Bu sesi her duyduğunda kalbi ritmini değiştirmek zorunda mıydı? Bu ses kulağına her çarptığında gözlerinin dolması, gülümsemek istemesi en çok da ona koşup sımsıkı sarılmak istemesi... Bütün duygularını bastırmak zorunda mıydı?
Gökyüzünden burnuna düşmeye başlayan kar taneleri burnuna temas ettiğinde düşüncelerinden sıyrıldı ve yavaşça ardına dönüp Ali'ye baktı. Karanlıkta yüzüne yansıyan ışık güzel yüzünü gölgelerken kahve gözlerinde hafif bir parıltıya neden oluyordu. Gözlerinden yanağına doğru süzülen bir damla yaşın arasına karışan yorgun tebessümüyle küçük bir çocuğu andırıyordu Ali.

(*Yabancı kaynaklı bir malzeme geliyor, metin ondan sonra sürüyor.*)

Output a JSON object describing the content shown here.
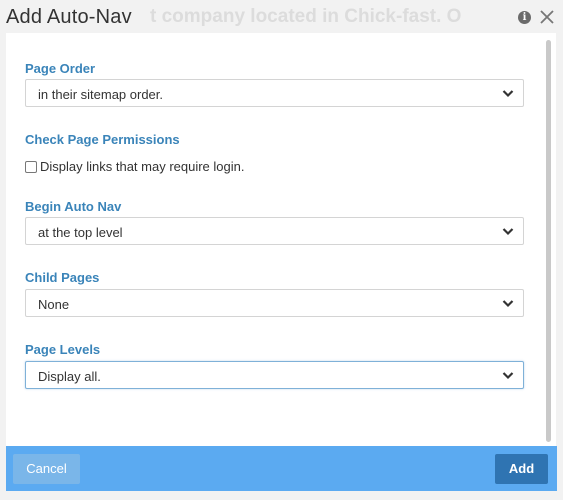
{
  "dialog": {
    "title": "Add Auto-Nav",
    "background_text": "t company located in Chick-fast. O",
    "icons": {
      "info": "info-icon",
      "close": "close-icon"
    }
  },
  "fields": {
    "page_order": {
      "label": "Page Order",
      "value": "in their sitemap order."
    },
    "permissions": {
      "label": "Check Page Permissions",
      "checkbox_label": "Display links that may require login.",
      "checked": false
    },
    "begin_auto_nav": {
      "label": "Begin Auto Nav",
      "value": "at the top level"
    },
    "child_pages": {
      "label": "Child Pages",
      "value": "None"
    },
    "page_levels": {
      "label": "Page Levels",
      "value": "Display all."
    }
  },
  "footer": {
    "cancel_label": "Cancel",
    "add_label": "Add"
  },
  "colors": {
    "label": "#3a84b9",
    "footer_bg": "#5baaf1",
    "cancel_bg": "#7ab6e9",
    "add_bg": "#2f74b2"
  }
}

Başlayan kar yağışının altında kollarını iki yana açıp, güçlükle bulabildiği sesiyle kendisine bakan kadına seslendi.
"Hiç ayrılmayacakmışız gibi sarıl bana."
Valizi kavrayan parmakları gevşeyerek eli boşluğa düştüğünde Ali'yle arasındaki mesafeyi kapattı Günseli. Ayak uçları onun ayak uçlarına değinceye dek devam ettirdi adımlarını. Giderek hızlanan kar taneleri minik burnunun ucuna, kirpiklerine ve kestane kahvesi parlak saçlarına yapışmıştı. Ciğerlerinden saldığı nefesler, teninin her zerresinde iliklerine kadar işleyen soğuğa karışıp karanlığa yayılan küçük bir sis bulutunu oluşturuyordu.

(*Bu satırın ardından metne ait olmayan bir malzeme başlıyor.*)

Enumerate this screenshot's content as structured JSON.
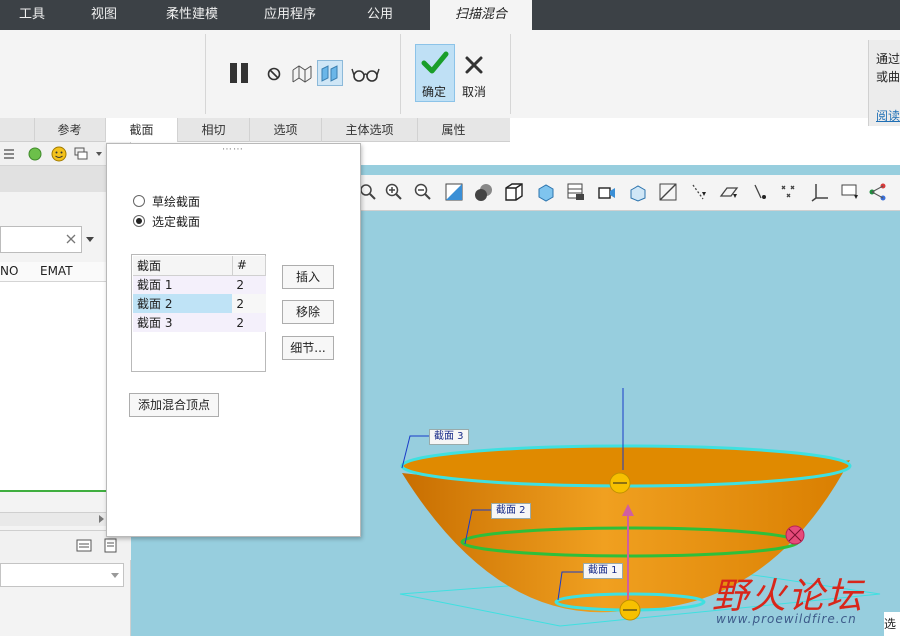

Giderek daha da çok yaklaşıyordu ona. Ali'nin bal kahvesi gözlerinde kaybolmayı sürdürürken güzel yüzüyle aynı seviyeye gelebilmek için parmak uçlarında yükseldi.

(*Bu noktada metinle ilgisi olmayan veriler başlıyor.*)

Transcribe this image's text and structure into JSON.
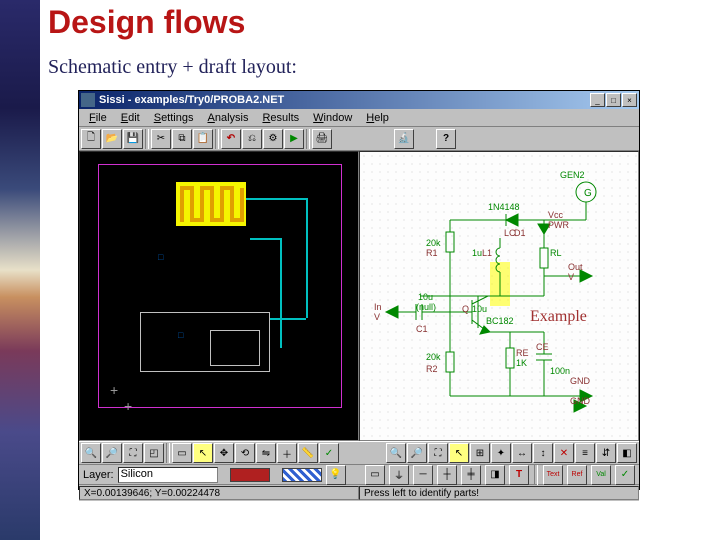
{
  "slide": {
    "heading": "Design flows",
    "subheading": "Schematic entry + draft layout:"
  },
  "titlebar": {
    "text": "Sissi - examples/Try0/PROBA2.NET"
  },
  "menu": {
    "file": "File",
    "edit": "Edit",
    "settings": "Settings",
    "analysis": "Analysis",
    "results": "Results",
    "window": "Window",
    "help": "Help"
  },
  "layer": {
    "label": "Layer:",
    "value": "Silicon"
  },
  "status": {
    "coords": "X=0.00139646; Y=0.00224478",
    "hint": "Press left to identify parts!"
  },
  "schematic": {
    "gen2": "GEN2",
    "diode": "1N4148",
    "vcc": "Vcc",
    "pwr": "PWR",
    "d1": "D1",
    "lc": "LC",
    "r1_v": "20k",
    "r1": "R1",
    "l1_v": "1u",
    "l1": "L1",
    "rl": "RL",
    "out": "Out",
    "v": "V",
    "c_in_v": "10u",
    "in_lbl": "(null)",
    "in": "In",
    "c1": "C1",
    "q": "Q",
    "q_v": "10u",
    "bc": "BC182",
    "example": "Example",
    "r2_v": "20k",
    "r2": "R2",
    "re_v": "RE",
    "re_1k": "1K",
    "ce": "CE",
    "ce_v": "100n",
    "gnd1": "GND",
    "gnd2": "GND"
  },
  "icons": {
    "new": "new",
    "open": "open",
    "save": "save",
    "cut": "cut",
    "copy": "copy",
    "paste": "paste",
    "undo": "undo",
    "print": "print",
    "micro": "microscope",
    "help": "?",
    "zin": "zoom-in",
    "zout": "zoom-out",
    "zfit": "zoom-fit"
  }
}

"Beraber bir şeyleri paylaşan insanlar birbirinden gitmezler Ali." diye söze girdiğinde bir sonraki cümlede araladığı dudaklarından dökülecek olan sözcükleri iki tarafı da kör bir bıçak olacaktı. Bunu biliyordu. Kesmeyen ama acı veren kör bir bıçak...
"Bizim paylaştığımız tek şey, anılarımız. Bırak da öyle kalsın."